If he wore a particular bracelet, they all wanted one just like it. He liked skateboarding. He shaved the sides of his head, leaving the top long enough for a ponytail. His only brush with the law was for riding his motorcycle on the freeway without a driver's license.

Their parents made their living traveling to swap meets about 20 times a year, selling antique gas station paraphernalia and Raggedy Ann collectibles.

When the boys were young, they came along. As they got older, they earned money helping other people set up their booths.

Last summer, while their parents went away, the boys stayed home.

When the parents returned from swap meets in Idaho and Portland last July, the boys told them that intruders had come into their home and stolen the .357 Magnum that Josh kept in his underwear drawer in the cabin, as well as Trevor's .22-caliber revolver. Some rifles and a shotgun in the gun safe in the main house were untouched.

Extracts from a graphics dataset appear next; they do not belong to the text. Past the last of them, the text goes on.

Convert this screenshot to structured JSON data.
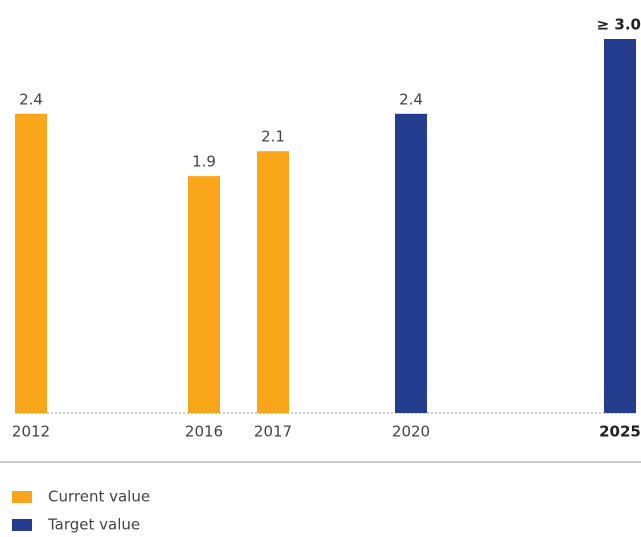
{
  "chart_data": {
    "type": "bar",
    "categories": [
      "2012",
      "2016",
      "2017",
      "2020",
      "2025"
    ],
    "series": [
      {
        "name": "Current value",
        "color": "#f9a61a",
        "values": [
          2.4,
          1.9,
          2.1,
          null,
          null
        ],
        "value_labels": [
          "2.4",
          "1.9",
          "2.1",
          null,
          null
        ]
      },
      {
        "name": "Target value",
        "color": "#253d8e",
        "values": [
          null,
          null,
          null,
          2.4,
          3.0
        ],
        "value_labels": [
          null,
          null,
          null,
          "2.4",
          "≥ 3.0"
        ]
      }
    ],
    "ylim": [
      0,
      3
    ]
  }
}
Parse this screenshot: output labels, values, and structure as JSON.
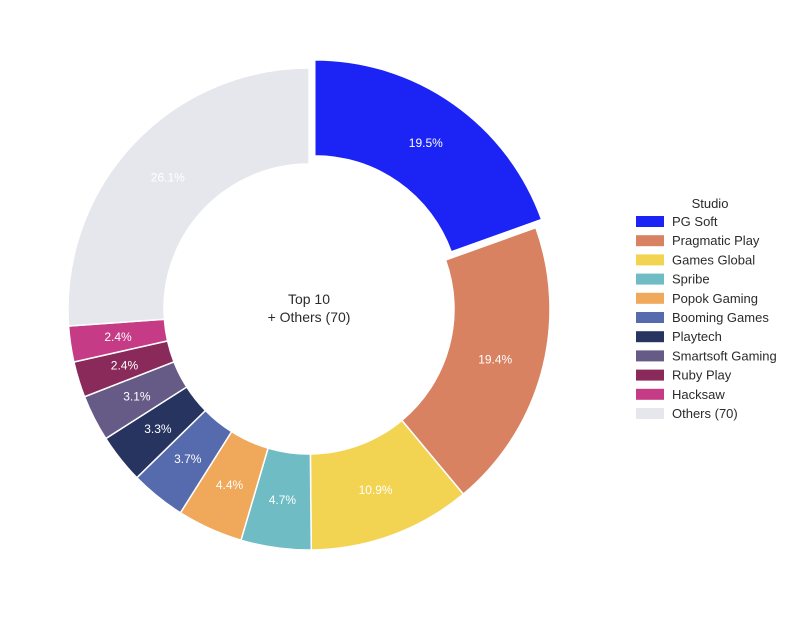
{
  "chart_data": {
    "type": "pie",
    "donut": true,
    "center_label": [
      "Top 10",
      "+ Others (70)"
    ],
    "legend_title": "Studio",
    "legend_position": "right",
    "slices": [
      {
        "name": "PG Soft",
        "value": 19.5,
        "label": "19.5%",
        "color": "#1b24f5",
        "exploded": true
      },
      {
        "name": "Pragmatic Play",
        "value": 19.4,
        "label": "19.4%",
        "color": "#d98262"
      },
      {
        "name": "Games Global",
        "value": 10.9,
        "label": "10.9%",
        "color": "#f2d452"
      },
      {
        "name": "Spribe",
        "value": 4.7,
        "label": "4.7%",
        "color": "#6fbcc4"
      },
      {
        "name": "Popok Gaming",
        "value": 4.4,
        "label": "4.4%",
        "color": "#f0a85a"
      },
      {
        "name": "Booming Games",
        "value": 3.7,
        "label": "3.7%",
        "color": "#566aae"
      },
      {
        "name": "Playtech",
        "value": 3.3,
        "label": "3.3%",
        "color": "#27345f"
      },
      {
        "name": "Smartsoft Gaming",
        "value": 3.1,
        "label": "3.1%",
        "color": "#665a86"
      },
      {
        "name": "Ruby Play",
        "value": 2.4,
        "label": "2.4%",
        "color": "#8a2a5a"
      },
      {
        "name": "Hacksaw",
        "value": 2.4,
        "label": "2.4%",
        "color": "#c63b86"
      },
      {
        "name": "Others (70)",
        "value": 26.1,
        "label": "26.1%",
        "color": "#e6e7ec"
      }
    ]
  }
}
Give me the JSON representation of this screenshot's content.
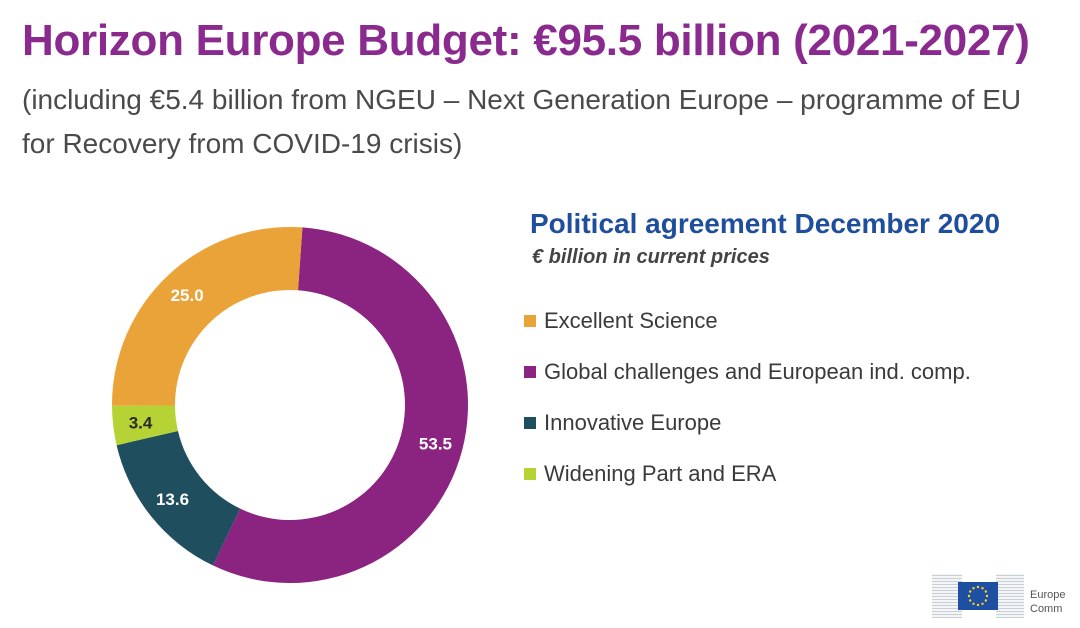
{
  "header": {
    "title": "Horizon Europe Budget: €95.5 billion (2021-2027)",
    "subtitle": "(including €5.4 billion from NGEU – Next Generation Europe – programme of EU for Recovery from COVID-19 crisis)"
  },
  "legend": {
    "title": "Political agreement December 2020",
    "subtitle": "€ billion in current prices"
  },
  "logo": {
    "line1": "Europe",
    "line2": "Comm"
  },
  "chart_data": {
    "type": "pie",
    "variant": "donut",
    "categories": [
      "Excellent Science",
      "Global challenges and European ind. comp.",
      "Innovative Europe",
      "Widening Part and ERA"
    ],
    "values": [
      25.0,
      53.5,
      13.6,
      3.4
    ],
    "labels": [
      "25.0",
      "53.5",
      "13.6",
      "3.4"
    ],
    "colors": [
      "#eaa338",
      "#8b2381",
      "#1f4e5f",
      "#b5d335"
    ],
    "label_colors": [
      "#ffffff",
      "#ffffff",
      "#ffffff",
      "#2a2a2a"
    ],
    "start_value_clockwise_from_top": "Global challenges and European ind. comp.",
    "legend_position": "right"
  }
}
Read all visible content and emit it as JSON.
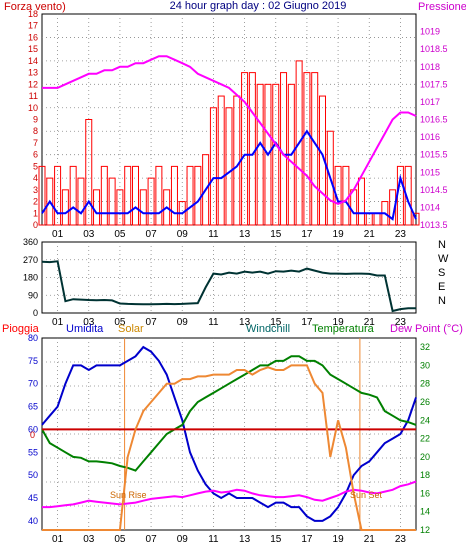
{
  "chart_data": [
    {
      "type": "line",
      "title": "24 hour graph day : 02 Giugno 2019",
      "left_axis_label": "Forza vento)",
      "right_axis_label": "Pressione",
      "x_ticks": [
        "01",
        "03",
        "05",
        "07",
        "09",
        "11",
        "13",
        "15",
        "17",
        "19",
        "21",
        "23"
      ],
      "hours": [
        0,
        0.5,
        1,
        1.5,
        2,
        2.5,
        3,
        3.5,
        4,
        4.5,
        5,
        5.5,
        6,
        6.5,
        7,
        7.5,
        8,
        8.5,
        9,
        9.5,
        10,
        10.5,
        11,
        11.5,
        12,
        12.5,
        13,
        13.5,
        14,
        14.5,
        15,
        15.5,
        16,
        16.5,
        17,
        17.5,
        18,
        18.5,
        19,
        19.5,
        20,
        20.5,
        21,
        21.5,
        22,
        22.5,
        23,
        23.5,
        24
      ],
      "ylim_left": [
        0,
        18
      ],
      "ylim_right": [
        1013.5,
        1019.5
      ],
      "left_ticks": [
        0,
        1,
        2,
        3,
        4,
        5,
        6,
        7,
        8,
        9,
        10,
        11,
        12,
        13,
        14,
        15,
        16,
        17,
        18
      ],
      "right_ticks": [
        "1013.5",
        "1014",
        "1014.5",
        "1015",
        "1015.5",
        "1016",
        "1016.5",
        "1017",
        "1017.5",
        "1018",
        "1018.5",
        "1019"
      ],
      "series": [
        {
          "color": "#ff0000",
          "values": [
            5,
            4,
            5,
            3,
            5,
            4,
            9,
            3,
            5,
            4,
            3,
            5,
            5,
            3,
            4,
            5,
            3,
            5,
            2,
            5,
            5,
            6,
            10,
            11,
            10,
            11,
            13,
            13,
            12,
            12,
            12,
            13,
            12,
            14,
            13,
            13,
            11,
            8,
            5,
            5,
            3,
            4,
            1,
            1,
            2,
            3,
            5,
            5,
            1
          ]
        },
        {
          "color": "#0000ff",
          "values": [
            1,
            2,
            1,
            1,
            1.5,
            1,
            2,
            1,
            1,
            1,
            1,
            1,
            1.5,
            1,
            1,
            1,
            1.5,
            1,
            1,
            1.5,
            2,
            3,
            4,
            4,
            4.5,
            5,
            6,
            6,
            7,
            6,
            7,
            6,
            6,
            7,
            8,
            7,
            6,
            4,
            2,
            2,
            1,
            1,
            1,
            1,
            1,
            0.5,
            4,
            2,
            0.5
          ]
        },
        {
          "color": "#ff00ff",
          "values": [
            1017.4,
            1017.4,
            1017.4,
            1017.5,
            1017.6,
            1017.7,
            1017.8,
            1017.8,
            1017.9,
            1017.9,
            1018,
            1018,
            1018.1,
            1018.1,
            1018.2,
            1018.3,
            1018.3,
            1018.2,
            1018.1,
            1018.0,
            1017.8,
            1017.7,
            1017.6,
            1017.5,
            1017.4,
            1017.2,
            1017.0,
            1016.7,
            1016.4,
            1016.1,
            1015.8,
            1015.5,
            1015.3,
            1015.1,
            1014.9,
            1014.6,
            1014.4,
            1014.2,
            1014.1,
            1014.2,
            1014.5,
            1014.9,
            1015.3,
            1015.7,
            1016.1,
            1016.5,
            1016.7,
            1016.7,
            1016.6
          ]
        }
      ]
    },
    {
      "type": "line",
      "x_ticks": [
        "01",
        "03",
        "05",
        "07",
        "09",
        "11",
        "13",
        "15",
        "17",
        "19",
        "21",
        "23"
      ],
      "hours": [
        0,
        0.5,
        1,
        1.5,
        2,
        2.5,
        3,
        3.5,
        4,
        4.5,
        5,
        5.5,
        6,
        6.5,
        7,
        7.5,
        8,
        8.5,
        9,
        9.5,
        10,
        10.5,
        11,
        11.5,
        12,
        12.5,
        13,
        13.5,
        14,
        14.5,
        15,
        15.5,
        16,
        16.5,
        17,
        17.5,
        18,
        18.5,
        19,
        19.5,
        20,
        20.5,
        21,
        21.5,
        22,
        22.5,
        23,
        23.5,
        24
      ],
      "ylim": [
        0,
        360
      ],
      "left_ticks": [
        0,
        90,
        180,
        270,
        360
      ],
      "right_labels": [
        "N",
        "W",
        "S",
        "E",
        "N"
      ],
      "series": [
        {
          "color": "#003333",
          "values": [
            260,
            258,
            262,
            60,
            70,
            68,
            66,
            65,
            66,
            64,
            48,
            46,
            45,
            44,
            44,
            45,
            46,
            45,
            46,
            48,
            50,
            130,
            200,
            195,
            205,
            200,
            210,
            205,
            210,
            200,
            212,
            210,
            215,
            210,
            225,
            215,
            205,
            200,
            200,
            198,
            200,
            200,
            198,
            190,
            190,
            10,
            20,
            24,
            24
          ]
        }
      ]
    },
    {
      "type": "line",
      "labels": {
        "pioggia": "Pioggia",
        "umidita": "Umidita",
        "solar": "Solar",
        "windchill": "Windchill",
        "temperatura": "Temperatura",
        "dewpoint": "Dew Point (°C)",
        "sunrise": "Sun Rise",
        "sunset": "Sun Set"
      },
      "x_ticks": [
        "01",
        "03",
        "05",
        "07",
        "09",
        "11",
        "13",
        "15",
        "17",
        "19",
        "21",
        "23"
      ],
      "hours": [
        0,
        0.5,
        1,
        1.5,
        2,
        2.5,
        3,
        3.5,
        4,
        4.5,
        5,
        5.5,
        6,
        6.5,
        7,
        7.5,
        8,
        8.5,
        9,
        9.5,
        10,
        10.5,
        11,
        11.5,
        12,
        12.5,
        13,
        13.5,
        14,
        14.5,
        15,
        15.5,
        16,
        16.5,
        17,
        17.5,
        18,
        18.5,
        19,
        19.5,
        20,
        20.5,
        21,
        21.5,
        22,
        22.5,
        23,
        23.5,
        24
      ],
      "ylim_left": [
        38,
        80
      ],
      "ylim_right": [
        12,
        33
      ],
      "left_ticks": [
        40,
        45,
        50,
        55,
        60,
        65,
        70,
        75,
        80
      ],
      "right_ticks": [
        12,
        14,
        16,
        18,
        20,
        22,
        24,
        26,
        28,
        30,
        32
      ],
      "rain_label": "0",
      "sunrise_hour": 5.3,
      "sunset_hour": 20.4,
      "series": [
        {
          "color": "#0000cc",
          "axis": "left",
          "values": [
            61,
            63,
            65,
            70,
            74,
            74,
            73,
            74,
            74,
            74,
            74,
            75,
            76,
            78,
            77,
            75,
            72,
            67,
            62,
            55,
            51,
            48,
            46,
            45,
            46,
            45,
            45,
            45,
            44,
            43,
            44,
            44,
            43,
            43,
            41,
            40,
            40,
            41,
            43,
            46,
            50,
            52,
            53,
            55,
            57,
            58,
            59,
            62,
            67
          ]
        },
        {
          "color": "#008000",
          "axis": "right",
          "values": [
            23,
            21.5,
            21,
            20.5,
            20,
            19.9,
            19.5,
            19.5,
            19.4,
            19.3,
            19,
            18.8,
            18.5,
            19.5,
            20.5,
            21.5,
            22.5,
            23,
            23.5,
            25,
            26,
            26.5,
            27,
            27.5,
            28,
            28.5,
            29,
            29.5,
            30,
            30,
            30.5,
            30.5,
            31,
            31,
            30.5,
            30.5,
            30,
            29,
            28.5,
            28,
            27.5,
            27,
            26.8,
            26.5,
            25,
            24.5,
            24,
            23.8,
            23.5
          ]
        },
        {
          "color": "#cc0000",
          "axis": "right",
          "values": [
            23,
            23,
            23,
            23,
            23,
            23,
            23,
            23,
            23,
            23,
            23,
            23,
            23,
            23,
            23,
            23,
            23,
            23,
            23,
            23,
            23,
            23,
            23,
            23,
            23,
            23,
            23,
            23,
            23,
            23,
            23,
            23,
            23,
            23,
            23,
            23,
            23,
            23,
            23,
            23,
            23,
            23,
            23,
            23,
            23,
            23,
            23,
            23,
            23
          ]
        },
        {
          "color": "#ff00ff",
          "axis": "right",
          "values": [
            14.5,
            14.5,
            14.6,
            14.7,
            14.8,
            15,
            15.2,
            15.1,
            15,
            14.9,
            14.8,
            14.9,
            15,
            15.2,
            15.4,
            15.5,
            15.6,
            15.7,
            15.6,
            15.8,
            16,
            16.2,
            16.3,
            16.1,
            16.2,
            16.4,
            16.3,
            16,
            15.8,
            15.7,
            15.6,
            15.6,
            15.7,
            15.8,
            15.6,
            15.3,
            15.2,
            15.5,
            15.8,
            16.2,
            16.4,
            16.3,
            16.1,
            16,
            16.2,
            16.4,
            16.8,
            17,
            17.3
          ]
        },
        {
          "color": "#ee8833",
          "axis": "right",
          "values": [
            12,
            12,
            12,
            12,
            12,
            12,
            12,
            12,
            12,
            12,
            12,
            20,
            23,
            25,
            26,
            27,
            28,
            28,
            28.5,
            28.5,
            28.8,
            28.8,
            29,
            29,
            29,
            29.5,
            29.5,
            29,
            29.5,
            29.8,
            29.5,
            29.5,
            30,
            30,
            30,
            28,
            27,
            20,
            24,
            21,
            16,
            12,
            12,
            12,
            12,
            12,
            12,
            12,
            12
          ]
        }
      ]
    }
  ]
}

Cain said she had bought the .357 Magnum 10 years earlier as an investment, but prosecutors pointed out that it was just before Doug Walraven went to the federal penitentiary in Minnesota for two years on a marijuana-dealing conviction. She later gave it to Josh for Christmas.

When Hull was reported missing, investigators began getting reports that his Suburban had been seen around Grants Pass and Wolf Creek. Investigators soon tracked it down to Josh and Trevor, and were waiting to talk to them when they got back from a three-day joy ride to Eugene and Reedsport.

They claimed a friend from California named Fred had let them use it. When that story unraveled, they said they had found it a couple of miles from their house.